Documenting Mappings#

As with other entities, Flowman tries to automatically infer a meaningful documentation for mappings, especially for the schema of all mappings outputs. But of course this is not always possible especially when mappings perform complex transformations such that a single output column depends on multiple input columns. Probably the most complex example is the SQL mapping which allows implementing most complex transformations.

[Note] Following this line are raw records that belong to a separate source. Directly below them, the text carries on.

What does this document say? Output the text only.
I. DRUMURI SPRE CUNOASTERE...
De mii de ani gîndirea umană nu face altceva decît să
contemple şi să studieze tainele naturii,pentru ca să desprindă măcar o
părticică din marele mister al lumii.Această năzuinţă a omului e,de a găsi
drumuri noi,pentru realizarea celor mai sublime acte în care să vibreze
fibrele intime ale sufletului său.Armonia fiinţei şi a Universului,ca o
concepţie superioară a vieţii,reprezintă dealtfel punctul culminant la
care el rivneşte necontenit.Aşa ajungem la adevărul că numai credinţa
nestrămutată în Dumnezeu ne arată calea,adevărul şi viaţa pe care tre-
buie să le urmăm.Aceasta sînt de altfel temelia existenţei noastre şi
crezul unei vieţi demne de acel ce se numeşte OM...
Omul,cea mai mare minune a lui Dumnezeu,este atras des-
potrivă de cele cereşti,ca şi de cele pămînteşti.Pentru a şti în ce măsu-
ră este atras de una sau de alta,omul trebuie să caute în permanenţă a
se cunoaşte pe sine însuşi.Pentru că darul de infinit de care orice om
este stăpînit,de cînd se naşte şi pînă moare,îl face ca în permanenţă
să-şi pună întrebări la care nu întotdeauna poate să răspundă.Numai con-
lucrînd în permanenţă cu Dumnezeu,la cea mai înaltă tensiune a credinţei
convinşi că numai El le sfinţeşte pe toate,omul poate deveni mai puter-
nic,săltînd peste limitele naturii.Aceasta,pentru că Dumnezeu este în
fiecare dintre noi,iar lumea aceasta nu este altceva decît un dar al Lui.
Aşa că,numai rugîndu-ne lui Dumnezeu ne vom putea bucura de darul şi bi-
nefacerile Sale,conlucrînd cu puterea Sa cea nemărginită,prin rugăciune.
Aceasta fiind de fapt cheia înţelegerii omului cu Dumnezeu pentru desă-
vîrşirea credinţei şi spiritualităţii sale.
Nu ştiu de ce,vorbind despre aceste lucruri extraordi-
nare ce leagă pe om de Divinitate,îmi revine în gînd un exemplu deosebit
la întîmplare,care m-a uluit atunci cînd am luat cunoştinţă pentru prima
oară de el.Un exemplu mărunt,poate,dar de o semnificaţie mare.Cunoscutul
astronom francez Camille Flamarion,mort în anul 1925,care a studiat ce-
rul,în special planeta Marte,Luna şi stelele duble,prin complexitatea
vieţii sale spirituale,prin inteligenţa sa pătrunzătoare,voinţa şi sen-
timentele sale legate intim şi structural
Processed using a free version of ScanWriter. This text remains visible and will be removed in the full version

In order to mitigate this issue, you can explicitly provide additional documentation for mappings via the documentation tag, which is supported by all mappings.

Example#

mappings:
  # Extract multiple columns from the raw measurements data using SQL SUBSTR functions
  measurements_extracted:
    kind: select
    input: measurements_raw
    columns:
      usaf: "SUBSTR(raw_data,5,6)"
      wban: "SUBSTR(raw_data,11,5)"
      date: "TO_DATE(SUBSTR(raw_data,16,8), 'yyyyMMdd')"
      time: "SUBSTR(raw_data,24,4)"
      air_temperature: "CAST(SUBSTR(raw_data,88,5) AS FLOAT)/10"
      air_temperature_qual: "SUBSTR(raw_data,93,1)"

    # Explicit documentation section for annotating columns from above
    documentation:
      columns:
        # You can document any column you like, you don't have to provide a description for all of them
        - name: usaf
          description: "The USAF (US Air Force) id of the weather station"
        - name: wban
          description: "The WBAN id of the weather station"
        - name: date
          description: "The date when the measurement was made"
        - name: time
          description: "The time when the measurement was made"
        - name: report_type
          description: "The report type of the measurement"
        - name: air_temperature
          description: "The air temperature in degree Celsius"
        - name: air_temperature_qual
          description: "The quality indicator of the air temperature. 1 means trustworthy quality."

Fields#

  • description (optional) (type: string): A description of the mapping

  • columns (optional) (type: schema): A documentation of the output schema. Note that Flowman will inspect the schema of the mapping itself and only overlay the provided documentation. Only fields found in the original output schema will be documented, so you cannot add fields to the documentation which actually do not exist.